Cette intention a déclenché une controverse avec les psychiatres et thérapeutes concernés. Ces derniers ont souligné que cette mesure était futile, puisque la très grande majorité des terroristes n’avaient aucune pathologie psychiatrique.

La controverse prit une nouvelle ampleur lorsque les mêmes autorités demandèrent la levée du secret médical pour les terroristes. Les médecins répondirent que, d’une part, la loi avait été suffisante dans le passé pour les terroristes basques, corse, d’extrême droite ou d’extrême gauche, et que d’autre part, la levée du secret médical était une « fausse bonne idée », car il est illusoire de s’imaginer que le futur terroriste irait confier ses intentions criminelles à son médecin. Lever le secret médical ne révélerait rien d’autre que des dossiers vides de tout indice de terrorisme, il n’y avait donc pas lieu de la modifier.

Pour comprendre la nature de ces deux décisions controversées, il est utile de les rapprocher d’une troisième, celle de la déchéance de la nationalité française des binationaux. Elle est réclamée au motif que certains terroristes adhèrent à une organisation située dans un pays étranger, et qu’ils sont donc, de surcroît, les maillons d’une chaine internationale de criminalité. Or personne n’a jamais réclamé la déchéance de la nationalité pour des criminels agissant dans des réseaux internationaux de trafic de drogues ou d’êtres humains. De tels criminels sont responsables d’autant, si ce n’est plus, de corruption, crimes et meurtres. La menace à l’ordre public et la corruption politique que génèrent ces réseaux sont largement documentées. Pourtant, les autorités publiques n’ont jamais avancé la nécessité de lever le secret médical ou de leur imposer un suivi psychothérapeutique. Ces différences de traitement du terroriste et du criminel international suggèrent qu’ils commettent des actes dont la signification sociale est catégoriquement différente.

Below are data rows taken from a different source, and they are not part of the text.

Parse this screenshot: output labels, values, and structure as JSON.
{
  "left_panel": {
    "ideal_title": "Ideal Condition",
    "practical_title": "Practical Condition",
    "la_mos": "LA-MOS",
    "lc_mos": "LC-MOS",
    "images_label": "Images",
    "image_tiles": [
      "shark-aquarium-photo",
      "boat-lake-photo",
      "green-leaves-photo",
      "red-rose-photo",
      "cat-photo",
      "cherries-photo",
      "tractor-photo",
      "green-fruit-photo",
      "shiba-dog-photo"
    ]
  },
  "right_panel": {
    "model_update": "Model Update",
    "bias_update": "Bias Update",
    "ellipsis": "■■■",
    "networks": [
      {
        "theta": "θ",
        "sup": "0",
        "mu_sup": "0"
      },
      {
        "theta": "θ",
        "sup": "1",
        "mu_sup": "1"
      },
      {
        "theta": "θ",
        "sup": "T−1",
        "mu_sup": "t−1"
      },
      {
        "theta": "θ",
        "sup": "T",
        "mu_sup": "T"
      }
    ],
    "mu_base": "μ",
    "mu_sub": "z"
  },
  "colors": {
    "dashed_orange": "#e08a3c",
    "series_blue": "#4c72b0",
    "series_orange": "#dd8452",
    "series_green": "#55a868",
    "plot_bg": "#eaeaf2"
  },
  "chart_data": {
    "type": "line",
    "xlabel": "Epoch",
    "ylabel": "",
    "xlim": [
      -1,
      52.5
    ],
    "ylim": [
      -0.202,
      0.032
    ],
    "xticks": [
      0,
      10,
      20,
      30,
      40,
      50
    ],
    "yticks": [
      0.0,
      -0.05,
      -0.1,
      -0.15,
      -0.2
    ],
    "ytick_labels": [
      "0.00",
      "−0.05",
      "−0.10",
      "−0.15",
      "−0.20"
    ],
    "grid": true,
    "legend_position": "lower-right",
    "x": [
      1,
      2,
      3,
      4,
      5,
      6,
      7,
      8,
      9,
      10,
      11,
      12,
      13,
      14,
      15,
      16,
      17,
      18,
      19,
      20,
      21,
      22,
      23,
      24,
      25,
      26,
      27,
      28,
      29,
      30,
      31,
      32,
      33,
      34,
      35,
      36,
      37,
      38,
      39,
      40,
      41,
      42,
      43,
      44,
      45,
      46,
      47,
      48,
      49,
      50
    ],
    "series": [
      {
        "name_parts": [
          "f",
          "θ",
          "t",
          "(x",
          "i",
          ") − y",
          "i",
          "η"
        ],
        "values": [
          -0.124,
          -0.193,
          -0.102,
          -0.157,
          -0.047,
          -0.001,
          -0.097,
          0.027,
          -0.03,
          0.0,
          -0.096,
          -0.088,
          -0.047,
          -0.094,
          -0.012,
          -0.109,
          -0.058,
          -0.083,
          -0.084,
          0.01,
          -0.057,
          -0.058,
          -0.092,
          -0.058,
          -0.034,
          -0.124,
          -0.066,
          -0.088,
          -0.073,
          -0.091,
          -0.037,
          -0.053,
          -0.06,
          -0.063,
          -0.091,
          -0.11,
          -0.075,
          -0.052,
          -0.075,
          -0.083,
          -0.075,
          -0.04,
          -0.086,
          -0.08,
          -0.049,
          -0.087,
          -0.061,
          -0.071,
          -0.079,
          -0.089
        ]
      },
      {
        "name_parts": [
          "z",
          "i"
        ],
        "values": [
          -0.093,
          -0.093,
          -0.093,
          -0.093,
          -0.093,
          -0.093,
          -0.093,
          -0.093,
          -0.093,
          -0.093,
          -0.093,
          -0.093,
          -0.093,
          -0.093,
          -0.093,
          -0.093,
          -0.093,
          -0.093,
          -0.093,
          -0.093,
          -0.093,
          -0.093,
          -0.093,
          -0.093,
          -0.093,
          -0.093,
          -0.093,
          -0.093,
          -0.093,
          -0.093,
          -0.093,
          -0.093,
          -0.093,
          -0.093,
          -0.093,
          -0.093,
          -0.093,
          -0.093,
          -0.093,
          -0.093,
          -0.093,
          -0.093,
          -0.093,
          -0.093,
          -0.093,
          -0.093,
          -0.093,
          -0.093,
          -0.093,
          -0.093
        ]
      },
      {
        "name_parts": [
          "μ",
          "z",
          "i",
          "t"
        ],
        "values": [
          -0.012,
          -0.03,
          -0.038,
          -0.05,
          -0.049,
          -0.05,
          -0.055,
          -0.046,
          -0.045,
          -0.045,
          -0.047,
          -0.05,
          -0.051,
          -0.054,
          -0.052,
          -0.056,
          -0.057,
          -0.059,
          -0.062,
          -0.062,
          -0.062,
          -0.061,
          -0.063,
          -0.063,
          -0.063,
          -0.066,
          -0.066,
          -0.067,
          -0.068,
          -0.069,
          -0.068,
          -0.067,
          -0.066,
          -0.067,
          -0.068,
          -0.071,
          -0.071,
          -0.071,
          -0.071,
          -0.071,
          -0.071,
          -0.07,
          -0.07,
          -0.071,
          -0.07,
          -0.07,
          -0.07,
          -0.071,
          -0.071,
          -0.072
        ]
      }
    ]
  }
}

Des marqueurs de la nature politique et non médicale de la controverse

Pour trouver une réponse à ces débats passionnels, il faut partir de l’hypothèse que la thérapie obligatoire du terroriste et la levée du secret médical sont des marqueurs de la nature politique et non médicale de la controverse. Ce qui est demandé par les pouvoirs publics aux psychiatres est d’apporter leur caution scientifique pour participer à la construction de la figure du mal dont la société a besoin.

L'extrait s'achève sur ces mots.